A high SII, which signifies high neutrophil or platelet counts and/or low lymphocyte counts, is correlated with poor prognosis in PCa patients and may follow the mechanism mentioned above. Apparently, our results showed that poor survival outcomes of PCa patients were associated with high SII regardless of tumor type, ethnicity and cutoff value, consistent with several previous studies focused on SII and other solid tumors [50, 68, 69]. Our results indicated that the SII also played a crucial role in the prediction of prognosis in PCa, which proved the tight connection between the progression of PCa and the status of the immune system. Novel antitumor medicines of therapeutic targets associated with the immune system, including PD-1 and PD-L1, have already been applied in clinical practice.
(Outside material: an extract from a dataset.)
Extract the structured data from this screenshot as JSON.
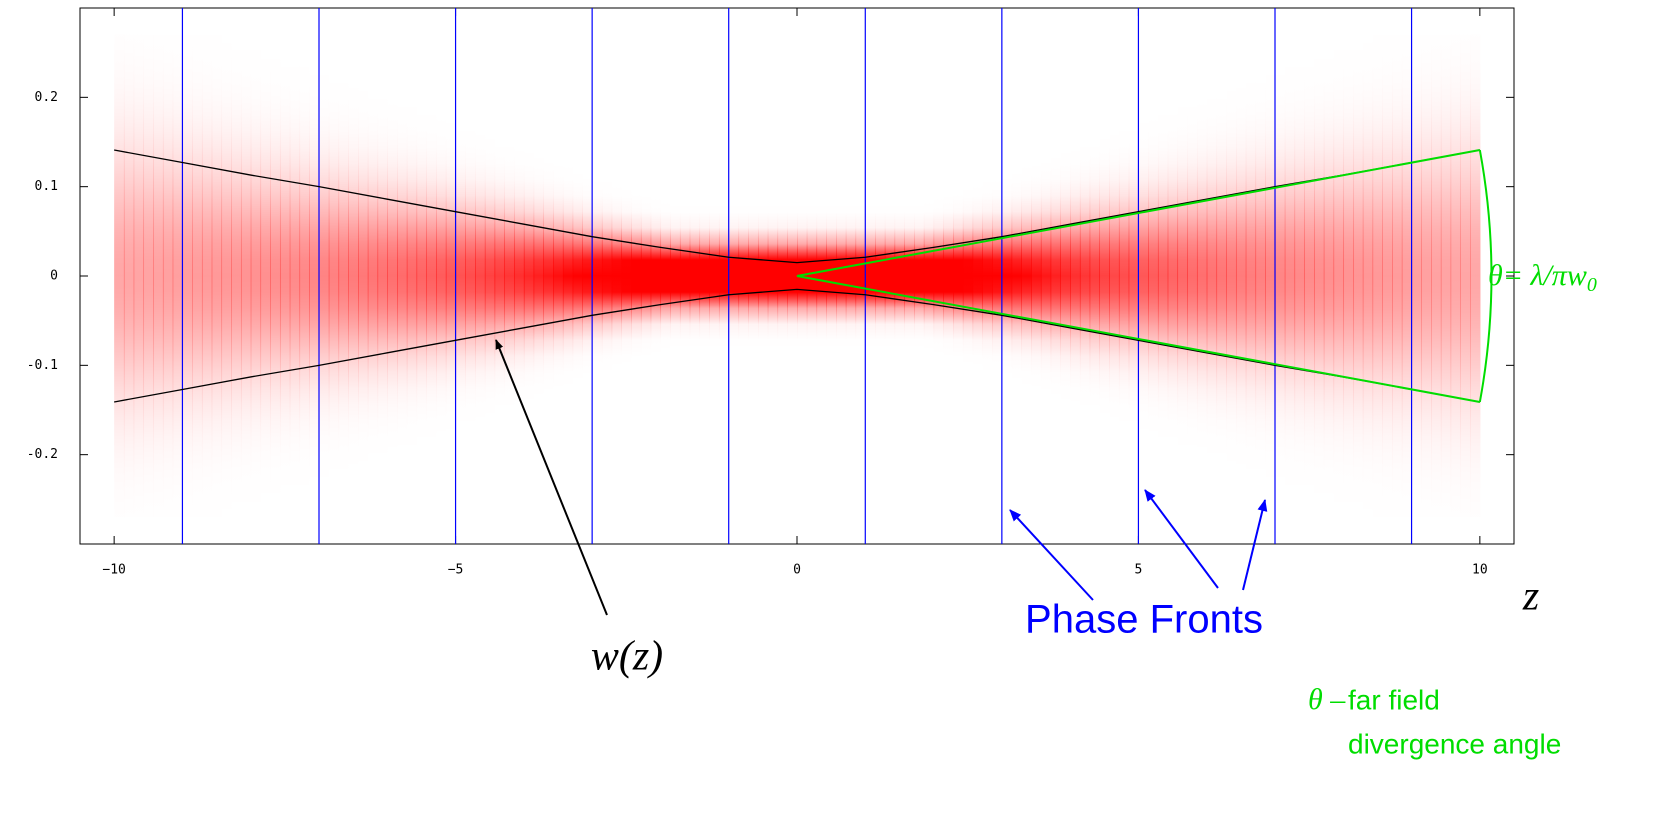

Recent studies have concentrated on several novel small molecule inhibitors based on interference with the pathway of PD-1 and PD-L1 by blocking the direct interaction between PD-1 and PD-L1, inhibiting the transcription and translation of PD-L1, and promoting the degradation of the PD-L1 protein [70]. For PCa, tremelimumab plus durvalumab was safe and well tolerated in patients with chemotherapy-naïve metastatic CRPC to bone [71], but the effectiveness of immune checkpoint therapy (ICT) still needs more large-scale studies. Components of peripheral blood may have growing prognostic value and great potential as therapeutic targets for PCa in the future. Except for classical biomarkers used for the prognosis and diagnosis of PCa, such as PSA, a growing number of indicators that could be conveniently obtained from simple blood tests are used for the prediction of tumorigenesis and tumor progression. Two of studies (Fan. et al. and Kobayashi. et al.) included in our subgroup analysis of SII and PFS in PCa patients found no significant association between PFS and classical parameters (PSA and biopsy Gleason score) of PCa patients but SII showed specific effect on PFS. This indicated the supplementary function and necessity of SII in predicting the PFS of PCa patients. The combination of this information would help doctors predict the prognosis of patients with PCa more precisely.
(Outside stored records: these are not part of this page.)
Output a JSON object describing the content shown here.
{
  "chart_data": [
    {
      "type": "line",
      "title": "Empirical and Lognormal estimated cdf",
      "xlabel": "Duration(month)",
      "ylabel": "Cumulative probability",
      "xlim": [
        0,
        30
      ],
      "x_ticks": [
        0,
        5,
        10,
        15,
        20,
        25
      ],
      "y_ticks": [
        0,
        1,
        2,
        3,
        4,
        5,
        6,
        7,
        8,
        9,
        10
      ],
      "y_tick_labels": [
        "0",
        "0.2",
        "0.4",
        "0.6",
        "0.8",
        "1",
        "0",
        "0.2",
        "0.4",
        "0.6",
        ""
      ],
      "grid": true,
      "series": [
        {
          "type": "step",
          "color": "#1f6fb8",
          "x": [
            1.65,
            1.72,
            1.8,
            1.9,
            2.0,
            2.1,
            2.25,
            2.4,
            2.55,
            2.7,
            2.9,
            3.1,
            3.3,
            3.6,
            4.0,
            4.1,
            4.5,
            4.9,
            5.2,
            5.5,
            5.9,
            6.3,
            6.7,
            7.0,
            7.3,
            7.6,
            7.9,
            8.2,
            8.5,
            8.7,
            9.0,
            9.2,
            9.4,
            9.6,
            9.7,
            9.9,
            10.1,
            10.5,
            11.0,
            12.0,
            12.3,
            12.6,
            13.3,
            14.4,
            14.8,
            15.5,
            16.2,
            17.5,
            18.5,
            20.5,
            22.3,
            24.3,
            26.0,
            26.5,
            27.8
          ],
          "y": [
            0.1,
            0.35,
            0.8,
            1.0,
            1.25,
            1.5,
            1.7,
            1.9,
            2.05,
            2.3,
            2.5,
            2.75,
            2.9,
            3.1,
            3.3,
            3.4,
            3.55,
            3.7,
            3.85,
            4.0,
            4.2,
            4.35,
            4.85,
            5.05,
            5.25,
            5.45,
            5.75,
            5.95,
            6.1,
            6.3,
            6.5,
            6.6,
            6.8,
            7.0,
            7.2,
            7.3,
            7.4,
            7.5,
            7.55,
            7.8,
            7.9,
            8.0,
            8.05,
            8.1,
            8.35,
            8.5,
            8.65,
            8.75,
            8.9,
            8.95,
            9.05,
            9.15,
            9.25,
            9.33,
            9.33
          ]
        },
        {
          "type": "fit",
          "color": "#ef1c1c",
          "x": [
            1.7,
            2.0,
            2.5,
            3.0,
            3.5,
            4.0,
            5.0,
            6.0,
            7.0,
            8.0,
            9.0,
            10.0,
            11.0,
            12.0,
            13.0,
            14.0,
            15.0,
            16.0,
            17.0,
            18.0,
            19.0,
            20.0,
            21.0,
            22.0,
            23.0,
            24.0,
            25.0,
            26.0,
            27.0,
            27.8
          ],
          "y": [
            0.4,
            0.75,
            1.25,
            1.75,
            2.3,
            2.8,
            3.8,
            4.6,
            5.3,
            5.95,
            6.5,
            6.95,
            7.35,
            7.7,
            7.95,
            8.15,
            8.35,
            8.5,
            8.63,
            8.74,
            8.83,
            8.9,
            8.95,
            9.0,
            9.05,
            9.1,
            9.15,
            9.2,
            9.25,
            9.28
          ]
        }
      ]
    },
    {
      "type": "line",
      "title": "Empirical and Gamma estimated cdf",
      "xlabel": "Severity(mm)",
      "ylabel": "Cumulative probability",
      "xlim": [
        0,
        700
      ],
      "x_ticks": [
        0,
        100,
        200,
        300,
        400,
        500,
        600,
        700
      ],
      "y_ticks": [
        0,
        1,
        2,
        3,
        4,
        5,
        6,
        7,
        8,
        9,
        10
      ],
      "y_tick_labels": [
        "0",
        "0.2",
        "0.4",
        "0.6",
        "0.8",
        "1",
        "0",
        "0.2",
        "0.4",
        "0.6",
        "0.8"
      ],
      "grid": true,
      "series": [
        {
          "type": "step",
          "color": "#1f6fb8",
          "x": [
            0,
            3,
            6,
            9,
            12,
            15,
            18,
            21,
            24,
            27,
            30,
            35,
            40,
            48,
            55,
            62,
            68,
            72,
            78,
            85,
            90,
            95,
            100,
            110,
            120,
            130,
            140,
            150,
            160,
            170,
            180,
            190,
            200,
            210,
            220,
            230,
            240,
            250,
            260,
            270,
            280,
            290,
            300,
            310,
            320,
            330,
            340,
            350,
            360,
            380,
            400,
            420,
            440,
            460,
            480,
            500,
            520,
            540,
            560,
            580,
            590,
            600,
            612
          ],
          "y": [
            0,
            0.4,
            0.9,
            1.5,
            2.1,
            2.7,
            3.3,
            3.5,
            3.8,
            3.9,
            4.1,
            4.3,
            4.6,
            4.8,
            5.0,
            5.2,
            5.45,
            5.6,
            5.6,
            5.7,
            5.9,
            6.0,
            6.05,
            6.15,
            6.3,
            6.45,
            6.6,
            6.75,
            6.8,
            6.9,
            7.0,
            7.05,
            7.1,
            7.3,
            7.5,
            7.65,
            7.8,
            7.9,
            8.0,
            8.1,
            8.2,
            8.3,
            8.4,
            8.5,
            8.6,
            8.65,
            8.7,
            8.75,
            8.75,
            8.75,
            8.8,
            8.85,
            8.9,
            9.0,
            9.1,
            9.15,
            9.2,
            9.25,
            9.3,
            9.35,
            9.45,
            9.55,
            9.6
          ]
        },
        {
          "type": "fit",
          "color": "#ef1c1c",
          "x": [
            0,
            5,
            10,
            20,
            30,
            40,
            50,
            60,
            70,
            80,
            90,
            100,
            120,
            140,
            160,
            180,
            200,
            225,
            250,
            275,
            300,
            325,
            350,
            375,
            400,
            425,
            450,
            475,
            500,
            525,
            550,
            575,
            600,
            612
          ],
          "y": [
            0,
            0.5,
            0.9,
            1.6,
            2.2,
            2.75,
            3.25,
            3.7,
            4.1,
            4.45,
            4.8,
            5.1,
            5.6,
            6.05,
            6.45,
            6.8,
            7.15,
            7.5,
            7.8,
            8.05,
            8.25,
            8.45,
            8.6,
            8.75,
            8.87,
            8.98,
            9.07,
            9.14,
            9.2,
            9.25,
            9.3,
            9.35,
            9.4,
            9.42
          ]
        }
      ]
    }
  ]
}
As we described previously, advantages of SII as a marker for predicting the prognosis of PCa including (1) SII partly represents the actual status of immune system in PCa patients. (2) SII includes more items of immune cells than NLR and PLR which had been already researched in survival outcomes of PCa. (3) All the data used for calculation of SII could be acquired from routine blood tests, which means that investigators could collect and analyze SII data without any difficulty. (4) SII may have the potential of being a decisive factor for immunotherapy. Limitations of this meta-analysis are as follows: (1) The cutoff values of SII are variable across the studies included in the analysis, which may cause substantial heterogeneity between the studies included. The heterogeneity might confine its application in clinical practice; hence, more credible evidence is needed to identify the optimal cutoff values of SII. (2) All the studies in this meta-analysis were retrospective, which may cause selection bias. Evaluation of the effect of the potential missing studies through the Duval and Tweedie nonparametric trim and fill procedure indicated that publication bias may exist in studies included in this meta-analysis. (3) This meta-analysis only included 12 studies and 8083 patients. Sample size of studies included in this meta-analysis is of great discrepancy. The comparatively small sample size caused relatively insufficient reliability of this study. Population-based studies are necessary in the future to provide profound and accurate evidence for this subject.

Conclusion

This systematic review and meta-analysis suggested that a high SII value was significantly associated with poor OS and PFS in patients with PCa. The SII may serve as an independent effective prognostic indicator for PCa. Furthermore, more rigorously designed studies should be conducted for use in clinical practice.